The twin-arginine translocation (Tat) pathway is a protein
targeting system found in bacteria, archaea, and chloroplasts. Proteins
are directed to the Tat translocase by N-terminal signal peptides
containing SRRxFLK “twin-arginine” amino acid motifs.
The key feature of the Tat system is its ability to transport fully
folded proteins across ionically sealed membranes. For this reason
the Tat pathway has evolved for the assembly of extracytoplasmic redox
enzymes that must bind cofactors, and so fold, prior to export. It
is important that only cofactor-loaded, folded precursors are presented
for export, and cellular processes have been unearthed that regulate
signal peptide activity. One mechanism, termed “Tat proofreading”,
involves specific signal peptide binding proteins or chaperones. The
archetypal Tat proofreading chaperones belong to the TorD family,
which are dedicatedto the assembly of molybdenum-dependent redox
enzymes in bacteria.

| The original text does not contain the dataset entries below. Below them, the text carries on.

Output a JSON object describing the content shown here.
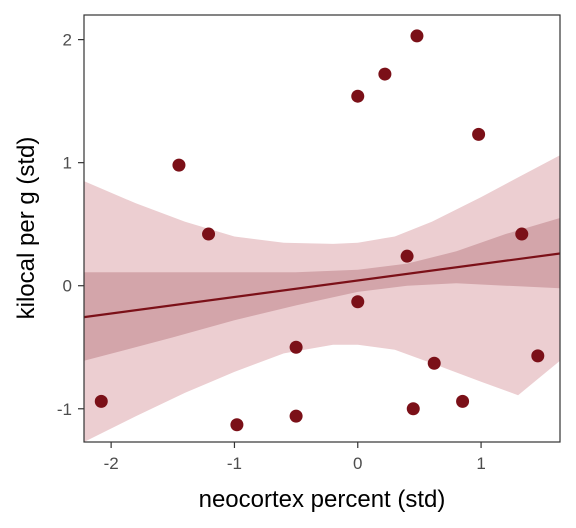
{
  "chart_data": {
    "type": "scatter",
    "title": "",
    "xlabel": "neocortex percent (std)",
    "ylabel": "kilocal per g (std)",
    "xlim": [
      -2.22,
      1.64
    ],
    "ylim": [
      -1.27,
      2.2
    ],
    "xticks": [
      -2,
      -1,
      0,
      1
    ],
    "yticks": [
      -1,
      0,
      1,
      2
    ],
    "xtick_labels": [
      "-2",
      "-1",
      "0",
      "1"
    ],
    "ytick_labels": [
      "-1",
      "0",
      "1",
      "2"
    ],
    "grid": false,
    "legend": "none",
    "points": [
      {
        "x": -2.08,
        "y": -0.94
      },
      {
        "x": -1.45,
        "y": 0.98
      },
      {
        "x": -1.21,
        "y": 0.42
      },
      {
        "x": -0.98,
        "y": -1.13
      },
      {
        "x": -0.5,
        "y": -0.5
      },
      {
        "x": -0.5,
        "y": -1.06
      },
      {
        "x": 0.0,
        "y": 1.54
      },
      {
        "x": 0.0,
        "y": -0.13
      },
      {
        "x": 0.22,
        "y": 1.72
      },
      {
        "x": 0.4,
        "y": 0.24
      },
      {
        "x": 0.45,
        "y": -1.0
      },
      {
        "x": 0.48,
        "y": 2.03
      },
      {
        "x": 0.62,
        "y": -0.63
      },
      {
        "x": 0.85,
        "y": -0.94
      },
      {
        "x": 0.98,
        "y": 1.23
      },
      {
        "x": 1.33,
        "y": 0.42
      },
      {
        "x": 1.46,
        "y": -0.57
      }
    ],
    "fit_line": {
      "x": [
        -2.22,
        1.64
      ],
      "y": [
        -0.255,
        0.262
      ]
    },
    "mean_interval": {
      "x": [
        -2.22,
        -1.5,
        -1.0,
        -0.5,
        0.0,
        0.4,
        0.8,
        1.2,
        1.64
      ],
      "lower": [
        -0.61,
        -0.42,
        -0.28,
        -0.16,
        -0.05,
        0.0,
        0.02,
        0.0,
        -0.02
      ],
      "upper": [
        0.11,
        0.11,
        0.11,
        0.11,
        0.13,
        0.18,
        0.28,
        0.42,
        0.55
      ]
    },
    "prediction_interval": {
      "x": [
        -2.22,
        -1.8,
        -1.4,
        -1.0,
        -0.6,
        -0.2,
        0.0,
        0.3,
        0.6,
        1.0,
        1.3,
        1.64
      ],
      "lower": [
        -1.27,
        -1.06,
        -0.87,
        -0.7,
        -0.55,
        -0.48,
        -0.48,
        -0.52,
        -0.63,
        -0.78,
        -0.89,
        -0.61
      ],
      "upper": [
        0.85,
        0.67,
        0.52,
        0.4,
        0.35,
        0.34,
        0.35,
        0.4,
        0.52,
        0.72,
        0.88,
        1.06
      ]
    },
    "colors": {
      "points": "#7b1018",
      "line": "#7b1018",
      "mean_interval": "#d3a5aa",
      "prediction_interval": "#ecced1",
      "panel_border": "#333333",
      "tick": "#4d4d4d"
    }
  }
}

Here, a gene cluster was identified in the archaeon Archaeoglobus fulgidusthat is predicted to encode a putative
molybdenum-dependent tetrathionate reductase. The gene cluster also
encodes a TorD family chaperone (AF0160 or TtrD) and in this work
TtrD is shown to bind specifically to the Tat signal peptide of the
TtrA subunit of the tetrathionate reductase. In addition, the 3D crystal
structure of TtrD is presented at 1.35 Å resolution and a nine-residue
binding epitope for TtrD is identified within the TtrA signal peptide
close to the twin-arginine targeting motif. This work suggests that
archaea may employ a chaperone-dependent Tat proofreading system that
is similar to that utilized by bacteria.